MY Access provides feedback through MY Tutor, which responds to “non-surface” issues, and MY Editor, which addresses spelling, punctuation, and other conventions. MY Tutor provides a “one sentence revision goal”; “strategies for achieving the goal”; and “a before and after example of a student revising based on the revision goal and strategy” (156). The authors further note that “[a]lthough the MY Tutor feedback is different for each score point and genre, the same feedback is given for the same score in the same genre” (156). MY Editor responds to specific errors in each text individually.

Each student submitted a first and revised draft of a narrative and an argumentative paper, for a total of 24 drafts (156). The researchers analyzed only revisions made during the think-aloud; any revision work prior to the initial submission did not count as data (157).

Moore and MacArthur found that students used MY Tutor for non-surface feedback only when their submitted essays earned low scores (158). Two of the three students who used the feature appeared to understand the feedback and used it successfully (163). The authors report that for the students who used it successfully, MY Tutor feedback inspired a larger range of changes and more effective changes in the papers than feedback from the teacher or from self-evaluation (159). These students’ changes addressed “audience engagement, focusing, adding argumentative elements, and transitioning” (159), whereas teacher feedback primarily addressed increasing detail.

One student who scored high made substantive changes rated as “minor successes” but did not use the MY Tutor tool. This student used MY Editor and appeared to misunderstand the feedback, concentrating on changes that eliminated the “error flag” (166).

Moore and MacArthur note that all students made non-surface revisions (160), and 71% of these efforts were suggested by AEE (161). However, 54.3% of the total changes did not succeed, and MY Editor suggested 68% of these (161). The authors report that the students lacked the “technical vocabulary” to make full use of the suggestions (165); moreover, they state that “[i]n many of the instances when students disagreed with MY Editor or were confused by the feedback, the feedback seemed to be incorrect” (166). The authors report other research that corroborates their concern that grammar checkers in general may often be incorrect (166).

As limitations, the researchers point to the small sample, which, however, allowed access to “rich data” and “detailed description” of actual use (167). They note also that other AEE program might yield different results. Lack of data on revisions students made before submitting their drafts also may have affected the results (167). The authors supply appendices detailing their research methods.

Moore and MacArthur propose that because the AEE scores prompt revision, such programs can effectively augment writing instruction, but recommend that scores need to track student development so that as students score near the maximum at a given level, new criteria and scores encourage more advanced work (167-68). Teachers should model the use of the program and provide vocabulary so students better understand the feedback. Moore and MacArthur argue that effective use of such programs can help students understand criteria for writing assessment and refine their own self-evaluation processes (168).

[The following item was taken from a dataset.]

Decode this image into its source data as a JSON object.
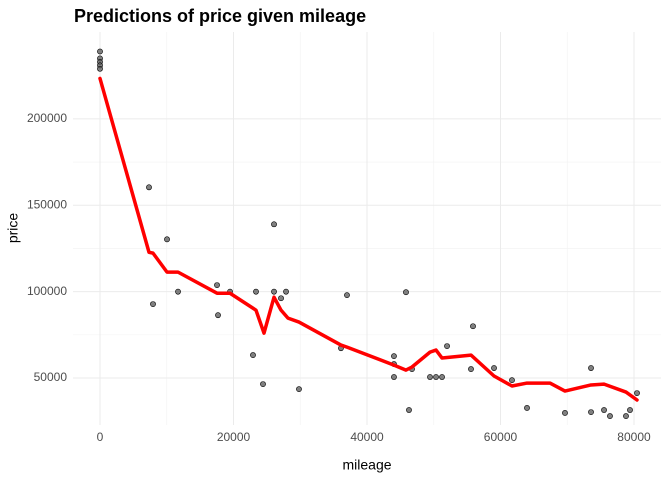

Research recommendations include asking whether scores from AEE continue to encourage revision and investigating how AEE programs differ in procedures and effectiveness. The study did not examine teachers’ approaches to the program. Moore and MacArthur urge that stakeholders, including “the people developing the technology and the teachers, coaches, and leaders using the technology . . . collaborate” so that AEE “aligns with classroom instruction” (168-69).